Don’t we have to make judgments every second of every day in order to navigate a complex world? It’s a strength, not a weakness, to be able to discriminate amongst the barrage of incoming stimuli in order to choose the best course of action.

But actually the mindful attitude of non-judgmental acceptance and the capacity for discrimination are not at all at odds. What we’re really concerned about is not the initial observation but rather the resulting value judgment placed upon that observation, a value judgment that from the cognitive behavioral point of view can often be characterized as a faulty thinking pattern, a cognitive bias riddled with subjectivity that feels objectively valid but is actually an error in perception.
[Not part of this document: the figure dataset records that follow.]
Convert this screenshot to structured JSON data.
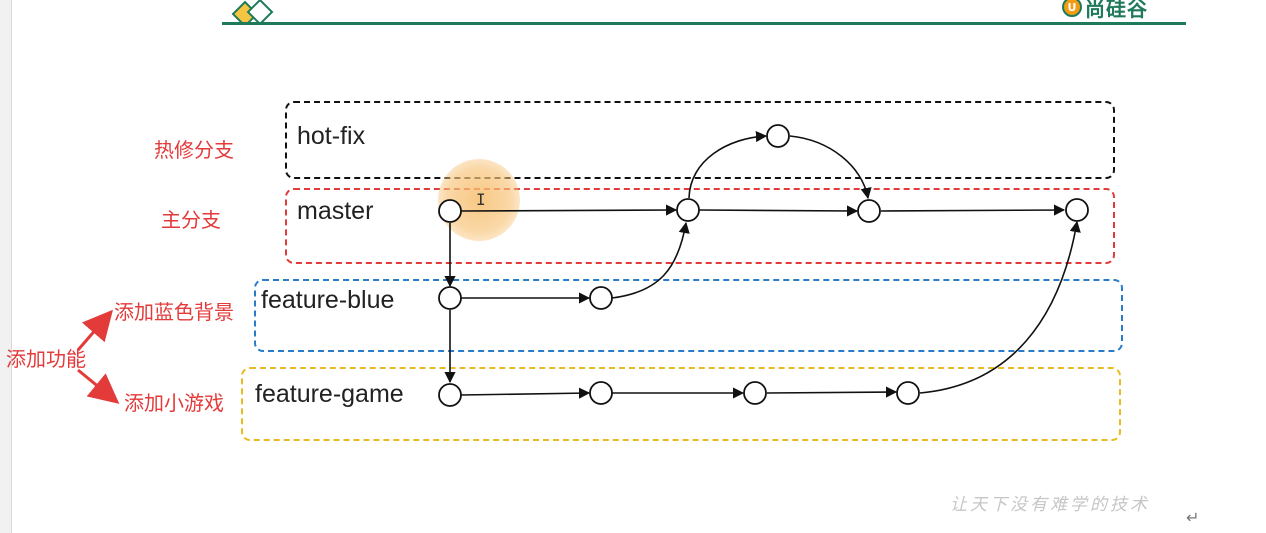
{
  "branches": {
    "hotfix": "hot-fix",
    "master": "master",
    "feature_blue": "feature-blue",
    "feature_game": "feature-game"
  },
  "notes": {
    "hotfix": "热修分支",
    "master": "主分支",
    "add_feature": "添加功能",
    "blue_bg": "添加蓝色背景",
    "mini_game": "添加小游戏"
  },
  "brand": {
    "name": "尚硅谷",
    "slogan": "让天下没有难学的技术"
  },
  "colors": {
    "hotfix": "#111111",
    "master": "#e33a3a",
    "feature_blue": "#2a7cc9",
    "feature_game": "#e9bb22",
    "annotation": "#e33a3a",
    "header_line": "#1f7a5c"
  },
  "icons": [
    "git-commit-node-icon",
    "arrow-icon",
    "text-cursor-icon",
    "return-mark-icon"
  ]
}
In other words, it’s the ‘therefore’ that wreaks havoc on the cultivation of the non-judgmental attitude. Let’s say for example that you’ve just given a presentation and you performed poorly. The non-judgmental attitude doesn’t ask you to ignore the fact that you performed poorly if this is indeed true. It does ask you to sit with the thought “I just performed poorly” without adding a bunch of value judgments. “I just performed poorly, therefore I’m an incompetent person.” “I just performed poorly, therefore I’m sure to be fired.” “I just performed poorly, therefore my work colleagues have lost all their respect for me.” It’s all of these ‘therefores’ that are the real problem, they are the judgmental attitude that mindfulness helps to correct.
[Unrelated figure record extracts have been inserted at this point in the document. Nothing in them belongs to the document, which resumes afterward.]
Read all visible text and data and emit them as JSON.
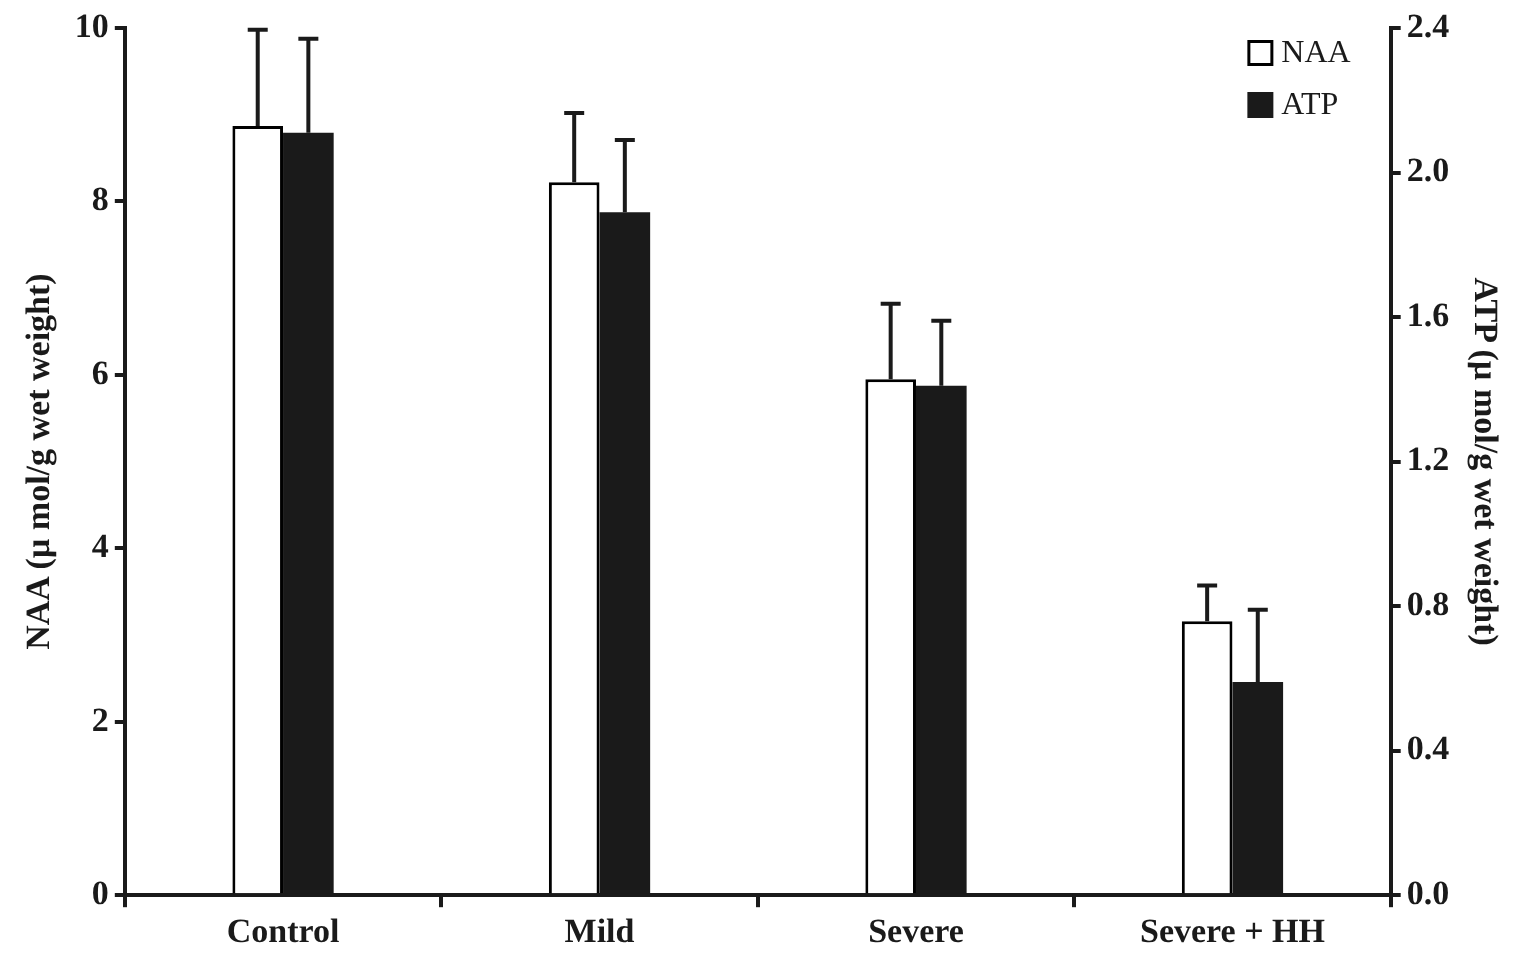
{
  "chart_data": {
    "type": "bar",
    "categories": [
      "Control",
      "Mild",
      "Severe",
      "Severe + HH"
    ],
    "series": [
      {
        "name": "NAA",
        "color": "#ffffff",
        "values": [
          8.87,
          8.22,
          5.95,
          3.16
        ],
        "errors": [
          [
            8.87,
            9.98
          ],
          [
            8.22,
            9.02
          ],
          [
            5.95,
            6.82
          ],
          [
            3.16,
            3.57
          ]
        ]
      },
      {
        "name": "ATP",
        "color": "#1a1a1a",
        "axis": "y2",
        "values": [
          2.11,
          1.89,
          1.41,
          0.59
        ],
        "errors": [
          [
            2.11,
            2.37
          ],
          [
            1.89,
            2.09
          ],
          [
            1.41,
            1.59
          ],
          [
            0.59,
            0.79
          ]
        ]
      }
    ],
    "ylabel": "NAA (µ mol/g wet weight)",
    "y2label": "ATP (µ mol/g wet weight)",
    "ylim": [
      0,
      10
    ],
    "yticks": [
      0,
      2,
      4,
      6,
      8,
      10
    ],
    "y2lim": [
      0,
      2.4
    ],
    "y2ticks": [
      {
        "value": 0,
        "label": "0.0"
      },
      {
        "value": 0.4,
        "label": "0.4"
      },
      {
        "value": 0.8,
        "label": "0.8"
      },
      {
        "value": 1.2,
        "label": "1.2"
      },
      {
        "value": 1.6,
        "label": "1.6"
      },
      {
        "value": 2.0,
        "label": "2.0"
      },
      {
        "value": 2.4,
        "label": "2.4"
      }
    ],
    "legend": "top right"
  }
}
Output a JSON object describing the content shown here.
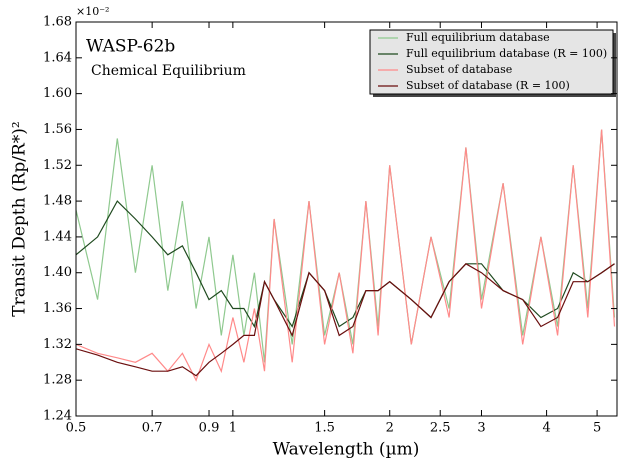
{
  "chart_data": {
    "type": "line",
    "title": "WASP-62b",
    "subtitle": "Chemical Equilibrium",
    "x_label": "Wavelength (µm)",
    "y_label": "Transit Depth (Rp/R*)²",
    "y_offset_label": "×10⁻²",
    "x_scale": "log",
    "legend": "upper right",
    "x": [
      0.5,
      0.55,
      0.6,
      0.65,
      0.7,
      0.75,
      0.8,
      0.85,
      0.9,
      0.95,
      1.0,
      1.05,
      1.1,
      1.15,
      1.2,
      1.3,
      1.4,
      1.5,
      1.6,
      1.7,
      1.8,
      1.9,
      2.0,
      2.2,
      2.4,
      2.6,
      2.8,
      3.0,
      3.3,
      3.6,
      3.9,
      4.2,
      4.5,
      4.8,
      5.1,
      5.4
    ],
    "series": [
      {
        "name": "Full equilibrium database",
        "color": "#8fc98f",
        "width": 1.2,
        "values": [
          1.47,
          1.37,
          1.55,
          1.4,
          1.52,
          1.38,
          1.48,
          1.36,
          1.44,
          1.33,
          1.42,
          1.33,
          1.4,
          1.3,
          1.46,
          1.32,
          1.48,
          1.33,
          1.4,
          1.32,
          1.48,
          1.34,
          1.52,
          1.32,
          1.44,
          1.36,
          1.54,
          1.37,
          1.5,
          1.33,
          1.44,
          1.34,
          1.52,
          1.36,
          1.56,
          1.35
        ]
      },
      {
        "name": "Full equilibrium database (R = 100)",
        "color": "#1f4a1f",
        "width": 1.2,
        "values": [
          1.42,
          1.44,
          1.48,
          1.46,
          1.44,
          1.42,
          1.43,
          1.4,
          1.37,
          1.38,
          1.36,
          1.36,
          1.34,
          1.39,
          1.37,
          1.34,
          1.4,
          1.38,
          1.34,
          1.35,
          1.38,
          1.38,
          1.39,
          1.37,
          1.35,
          1.39,
          1.41,
          1.41,
          1.38,
          1.37,
          1.35,
          1.36,
          1.4,
          1.39,
          1.4,
          1.41
        ]
      },
      {
        "name": "Subset of database",
        "color": "#ff8a8a",
        "width": 1.2,
        "values": [
          1.32,
          1.31,
          1.305,
          1.3,
          1.31,
          1.29,
          1.31,
          1.28,
          1.32,
          1.29,
          1.35,
          1.3,
          1.36,
          1.29,
          1.46,
          1.3,
          1.48,
          1.32,
          1.4,
          1.31,
          1.48,
          1.33,
          1.52,
          1.32,
          1.44,
          1.35,
          1.54,
          1.36,
          1.5,
          1.32,
          1.44,
          1.33,
          1.52,
          1.35,
          1.56,
          1.34
        ]
      },
      {
        "name": "Subset of database (R = 100)",
        "color": "#6b0f0f",
        "width": 1.2,
        "values": [
          1.315,
          1.308,
          1.3,
          1.295,
          1.29,
          1.29,
          1.295,
          1.285,
          1.3,
          1.31,
          1.32,
          1.33,
          1.33,
          1.39,
          1.37,
          1.33,
          1.4,
          1.38,
          1.33,
          1.34,
          1.38,
          1.38,
          1.39,
          1.37,
          1.35,
          1.39,
          1.41,
          1.4,
          1.38,
          1.37,
          1.34,
          1.35,
          1.39,
          1.39,
          1.4,
          1.41
        ]
      }
    ],
    "xlim": [
      0.5,
      5.46
    ],
    "ylim": [
      1.24,
      1.68
    ],
    "xticks": [
      0.5,
      0.7,
      0.9,
      1,
      1.5,
      2,
      2.5,
      3,
      4,
      5
    ],
    "yticks": [
      1.24,
      1.28,
      1.32,
      1.36,
      {
        "value": 1.4,
        "label": "1.40"
      },
      1.44,
      1.48,
      1.52,
      1.56,
      {
        "value": 1.6,
        "label": "1.60"
      },
      1.64,
      1.68
    ]
  }
}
These value judgments tend to pull us further away from what is really there, not bring us closer to it. The best way to cultivate a non-judgmental attitude in daily life is to cultivate it in the practice of meditation, a time where thoughts of all kinds come bubbling up to the surface even as you’re trying to focus all your attention on your breathing. The non-judgmental attitude isn’t interesting in suppressing these thoughts or in getting rid of them, it’s only interested in noticing them and accepting them without trying to distort them, in sitting with them without adding a bunch of ‘therefores’.